Tuesday, March 01, 2005

** The Bush victory in November was followed by victories of other bad guys and I'm still holding my breath to see if there will be a dawn. So in the dark night of institutional ignorance that surrounds my little world these days, it's good to hear that things aren't that way everywhere. The Wired Web site carries an adapted excerpt from Daniel H. Pink's new book, A Whole New Mind: Moving from the Information Age to the Conceptual Age. It points to the emergence of spirituality and its colorful sidekick, art, into daily life.

Pink argues that throughout history progress has been lifting onerous burdens from humanity in order to allow the songbird of spiritual consciousness to more easily take flight. Those burdens have been anything that can be reduced to a set of rules. Automation has taken on that task in order that intuition and other ways of knowing can come to the forefront.

Virginia Postrel's "The Substance of Style" makes note of the widespread acceptance of aesthetics as a "solid" value in today's world.

As a proponent of spiritual healing, I see these as harbingers of an age where goodness will dominate human life and problems will be solved not with technology but with love.

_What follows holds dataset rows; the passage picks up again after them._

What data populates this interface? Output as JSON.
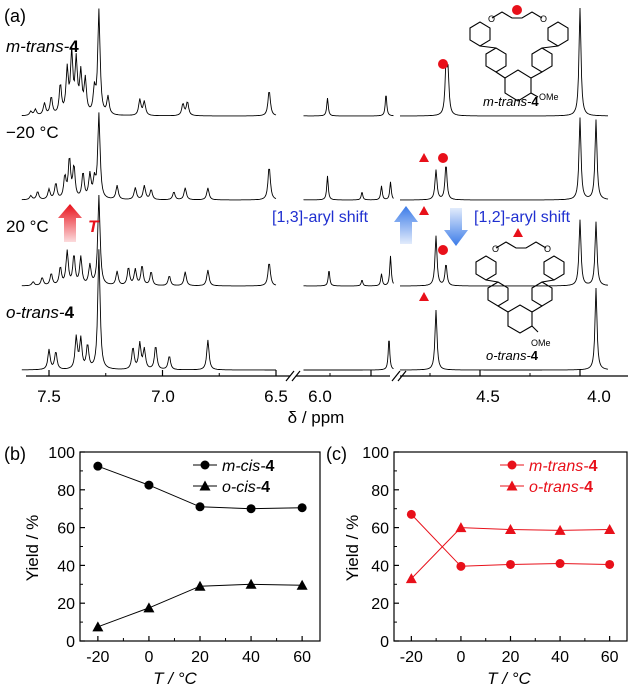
{
  "panel_a": {
    "label": "(a)",
    "traces": [
      {
        "label_prefix": "m-trans-",
        "label_bold": "4"
      },
      {
        "label_prefix": "−20 °C",
        "label_bold": ""
      },
      {
        "label_prefix": "20 °C",
        "label_bold": ""
      },
      {
        "label_prefix": "o-trans-",
        "label_bold": "4"
      }
    ],
    "temp_arrow_label": "T",
    "shift_13_label": "[1,3]-aryl shift",
    "shift_12_label": "[1,2]-aryl shift",
    "xlabel": "δ / ppm",
    "xticks": [
      "7.5",
      "7.0",
      "6.5",
      "6.0",
      "4.5",
      "4.0"
    ],
    "structure_top": {
      "name_prefix": "m-trans-",
      "name_bold": "4",
      "substituent": "OMe"
    },
    "structure_bottom": {
      "name_prefix": "o-trans-",
      "name_bold": "4",
      "substituent": "OMe"
    },
    "colors": {
      "spectrum": "#000000",
      "marker": "#e8101a",
      "shift_arrow": "#1f2fd0"
    }
  },
  "chart_data": [
    {
      "panel": "(b)",
      "type": "line",
      "xlabel": "T / °C",
      "ylabel": "Yield / %",
      "x": [
        -20,
        0,
        20,
        40,
        60
      ],
      "xticks": [
        "-20",
        "0",
        "20",
        "40",
        "60"
      ],
      "yticks": [
        "0",
        "20",
        "40",
        "60",
        "80",
        "100"
      ],
      "xlim": [
        -27,
        67
      ],
      "ylim": [
        0,
        100
      ],
      "legend_position": "top-right",
      "color": "#000000",
      "series": [
        {
          "name_prefix": "m-cis-",
          "name_bold": "4",
          "marker": "circle",
          "values": [
            92.5,
            82.5,
            71,
            70,
            70.5
          ]
        },
        {
          "name_prefix": "o-cis-",
          "name_bold": "4",
          "marker": "triangle",
          "values": [
            7.5,
            17.5,
            29,
            30,
            29.5
          ]
        }
      ]
    },
    {
      "panel": "(c)",
      "type": "line",
      "xlabel": "T / °C",
      "ylabel": "Yield / %",
      "x": [
        -20,
        0,
        20,
        40,
        60
      ],
      "xticks": [
        "-20",
        "0",
        "20",
        "40",
        "60"
      ],
      "yticks": [
        "0",
        "20",
        "40",
        "60",
        "80",
        "100"
      ],
      "xlim": [
        -27,
        67
      ],
      "ylim": [
        0,
        100
      ],
      "legend_position": "top-right",
      "color": "#e8101a",
      "series": [
        {
          "name_prefix": "m-trans-",
          "name_bold": "4",
          "marker": "circle",
          "values": [
            67,
            39.5,
            40.5,
            41,
            40.5
          ]
        },
        {
          "name_prefix": "o-trans-",
          "name_bold": "4",
          "marker": "triangle",
          "values": [
            33,
            60,
            59,
            58.5,
            59
          ]
        }
      ]
    }
  ]
}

Revenge of the right Brain
As the forces of Asia, automation, and abundance strengthen and accelerate, the curtain is rising on a new era, the Conceptual Age. If the Industrial Age was built on people's backs, and the Information Age on people's left hemispheres, the Conceptual Age is being built on people's right hemispheres. We've progressed from a society of farmers to a society of factory workers to a society of knowledge workers. And now we're progressing yet again - to a society of creators and empathizers, pattern recognizers, and meaning makers.